IDE database - Info on Origin Description
Information on Origin Description
The main activity of the archival process was to process all the available
SIMS data gathered during the years 1990 through 1994 using software
developed during the archival process (idedit).
SIMS analyses were classified, notebook entries, operations and procedures
reviewed in order to compile the final report on the chemistry classification
of the impactor residue.
Impactor or origin classification is based on residue signals present (or
not) in or near the impact feature (the latter already
pointing to the problem of pre-, in-, and/or postflight contamination).

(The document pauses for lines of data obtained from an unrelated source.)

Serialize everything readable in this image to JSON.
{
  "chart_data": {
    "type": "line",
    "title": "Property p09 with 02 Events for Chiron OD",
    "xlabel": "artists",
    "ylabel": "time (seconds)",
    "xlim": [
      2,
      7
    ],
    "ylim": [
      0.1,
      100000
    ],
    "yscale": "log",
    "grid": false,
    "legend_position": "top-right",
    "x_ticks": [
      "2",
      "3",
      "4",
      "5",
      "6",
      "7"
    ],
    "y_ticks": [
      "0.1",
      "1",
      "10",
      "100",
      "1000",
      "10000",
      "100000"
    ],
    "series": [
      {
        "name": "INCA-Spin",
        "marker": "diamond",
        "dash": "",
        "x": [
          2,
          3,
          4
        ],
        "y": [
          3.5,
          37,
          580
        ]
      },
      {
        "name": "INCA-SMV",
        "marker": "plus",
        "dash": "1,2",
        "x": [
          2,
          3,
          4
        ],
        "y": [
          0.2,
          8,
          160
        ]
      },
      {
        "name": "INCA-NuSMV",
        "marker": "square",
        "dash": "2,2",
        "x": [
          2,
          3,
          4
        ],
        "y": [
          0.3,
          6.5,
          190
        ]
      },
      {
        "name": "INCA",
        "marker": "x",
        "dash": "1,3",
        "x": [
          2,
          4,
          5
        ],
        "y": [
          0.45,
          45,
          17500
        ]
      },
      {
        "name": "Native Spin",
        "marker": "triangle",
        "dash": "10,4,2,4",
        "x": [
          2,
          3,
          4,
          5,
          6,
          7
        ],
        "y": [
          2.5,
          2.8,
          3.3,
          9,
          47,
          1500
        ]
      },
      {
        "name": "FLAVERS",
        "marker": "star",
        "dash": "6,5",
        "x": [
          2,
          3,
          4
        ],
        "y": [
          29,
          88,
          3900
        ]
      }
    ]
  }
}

The list below should familiarize you with the assumptions and general
approach that was used for impact residue classification:
- The images were corrected for CCD and/or target shifts
- The SIMS data acquisition process is classified using instrument settings,
notebook entries and other information not always archivable in an
electronic format. Each of the almost 3500 SIMS images was then
classified using values 1, 2 and 3 with:
- 1 meaning species either positively identified using element
standards, EDS spectra or the species being a substrate constituent,
- 2 meaning that all procedures, settings and conditions indicate
that the mass image may be tagged as a certain species, with the
only information missing being the explicit use of an element
standard,
- 3 meaning that procedures, settings and conditions of the analyses
do not allow a species classification. Other possible reasons for
this classification as "unknown species" include a mass resolution
not high enough to resolve an interferent being present most likely,
explicit notes towards interference influences not explicitly
stored in this archive, and other information.
- In addition, black images are not displayed and classified. With
no surface material of this particular species present; it is
impossible to resolve a nonexisting signal from the signal of an
interfering species.
- The next step involved a selection of the analysed feature by drawing
a box either
- around the central crater part of a MOS discharge feature, if
distiguishable, since impactor residue is expected to be present
there, even though the crater formation process for the MOS
detectors is driven by a
capacitor discharge
process,
- around the discharge zone where the aluminum deposit had been
vaporized, if residue seemed to be present in this zone,
- around the crater lips for impacts into aluminum and gold,
- in the crater bottom for elliptic impacts in aluminum in order to
avoid shadowing signal effects,
- around what appeared to be impactor debris sprays including or
excluding the crater, depending on the debris pattern,
- around the spall zone for impacts on the germanium witness plates,
trying to avoid contamination spots present on these surfaces,
- usually not around isolated signals rather distant from
the impact features or, in case of the MOS detectors, right at the
edge of the vaporization zone, because:
- isolated features may well be paint flakes or other flakes
that probably contaminated many of the surfaces during the LDEF
mission,
- impactor residue should also be present near the center of the
impact site, not just in one isolated spot,
- signals well away from the feature have a higher probability of
being a contamination of any sort, bleed-in signals from
mass signals adjacent to the signal being imageg or being caused by any
SIMS anomaly, such as channel plate asymmetry and others,
depending on the shape of the signal.